Allora tende a differenziarsi, a riportare in auge le sue grandi qualità storiche, quelle forze immense che furono in grado tagliare montagne e aprire nuovi mari e innalzare ponti e grattacieli, e gli altri infiniti manufatti della sua straordinaria opera. (Che però, sempre da lavoratori e operai furono realizzati, almeno secondo Brecht).
Tra le tante cose, nel suo successivo de-cadere, adesso ritira fuori dalla tasca quella grande innovazione che ne costituì la sua fonte di potenza (ma che in verità, era nata prima di lei): la sovranità. Dentro la sovranità, la sua coscienza infelice, la sua inquietudine, seppe edificare il meglio.
Scomparsa la sovranità, intuisce la sconfitta (già avvenuta); le elites la costringono dentro il cappio della competitività tra i territori, una tenzone che prima ha annientato la classe operaia (e va bene) e adesso comincia a strozzarla definitivamente, riducendo tutta la sua varietà genetica (e nazionale), ad un melting-pot insignificante.
In questa tragica situazione, la borghesia ha solo due possibilità: riprendere in mano le redini servendosi della plebe come massa di manovra da scagliare contro le elites, oppure abbassare la cresta: riconoscere di essere la nuova grande proletaria. Condividere con umiltà le mense popolari con quelli che hanno già vissuto prima il procedimento, insomma fare un po’ di penitenza.
Gli umili sono sempre ben disposti a condividere il pane. E condividere il pane con gli umili costituisce sempre un grande elemento di chiarificazione interiore.

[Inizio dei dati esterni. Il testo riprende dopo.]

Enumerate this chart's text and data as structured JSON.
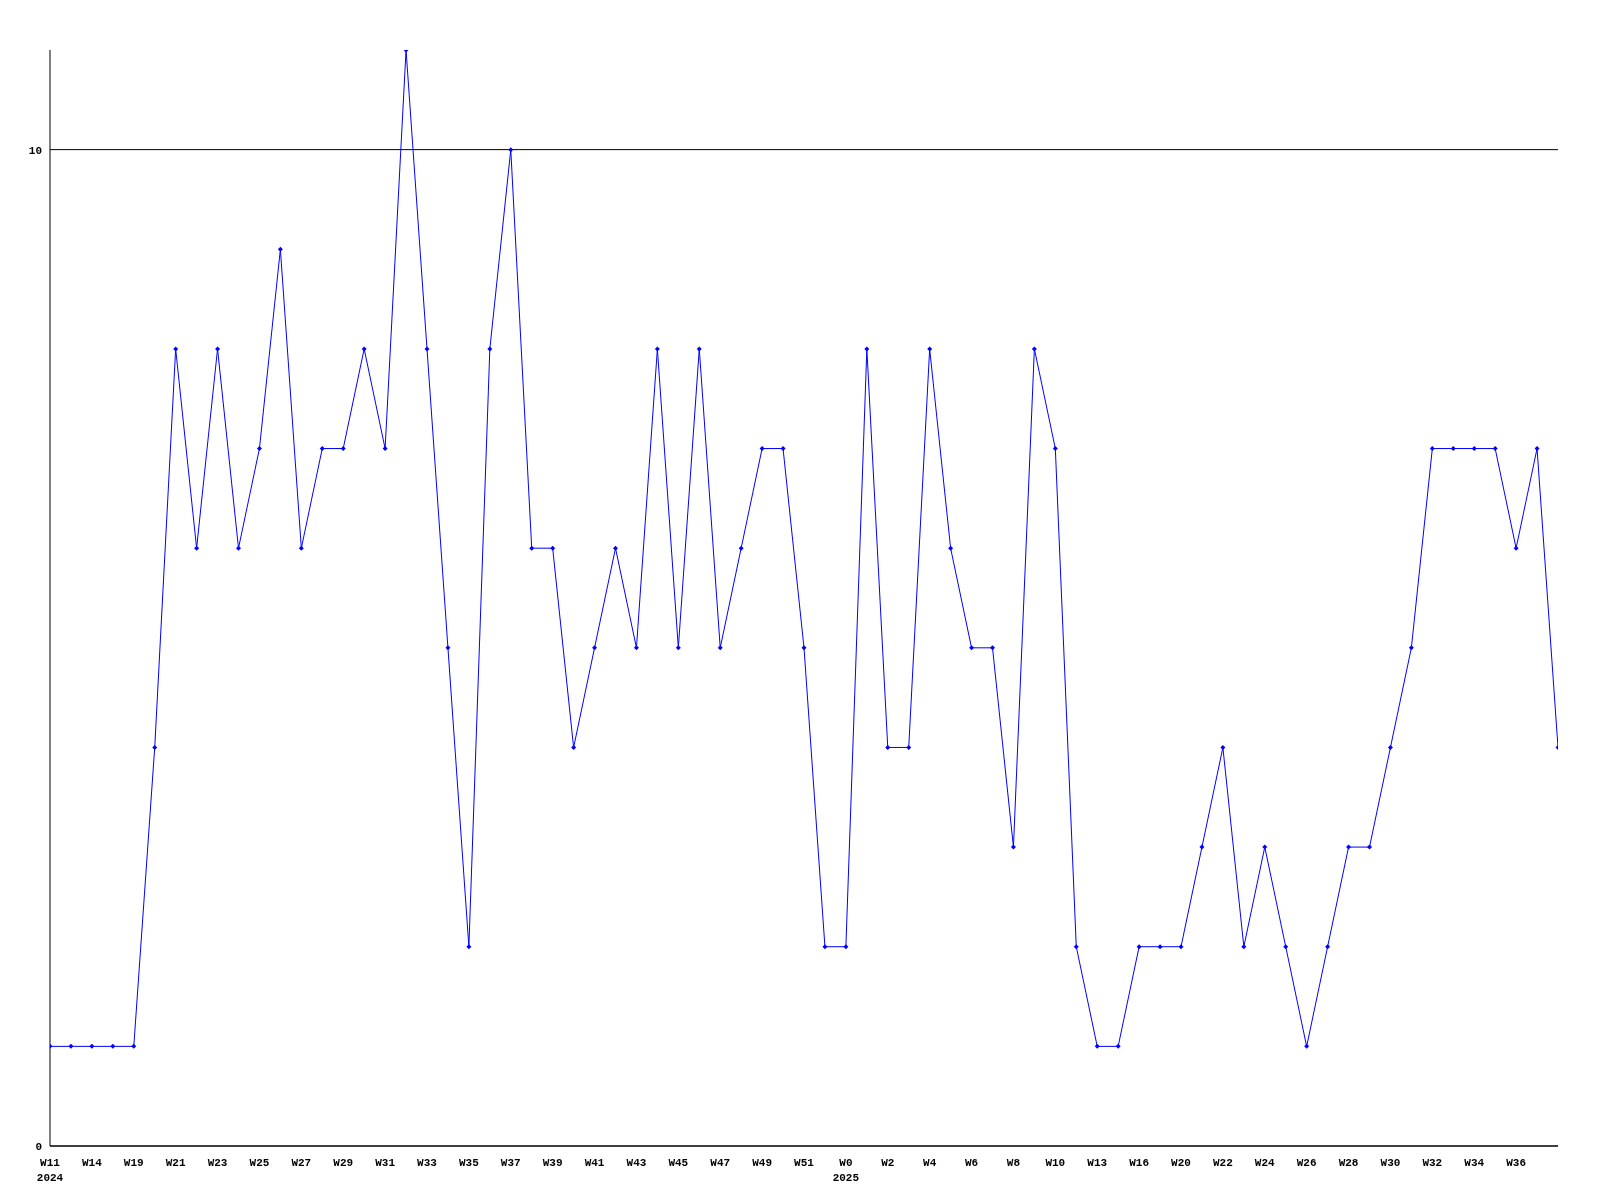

La ricomposizione del proletariato contro le elites, l’assalto al valore di carta straccia, cioè l’assalto al cuore del sistema di finanza, cioè la cattura della pietra filosofale monetaria, o l’abbattimento del vitello d’oro, sono possibili, se mai lo saranno, solo per questa seconda via.
Come diceva Battiato, la rivoluzione la fai per conto della borghesia che crea falsi miti di progresso (e ora, per sua necessitata costrizione, di regresso). Per questa via, io la rivoluzione non la faccio. E non riuscirà a farla neanche ciò che resta della borghesia.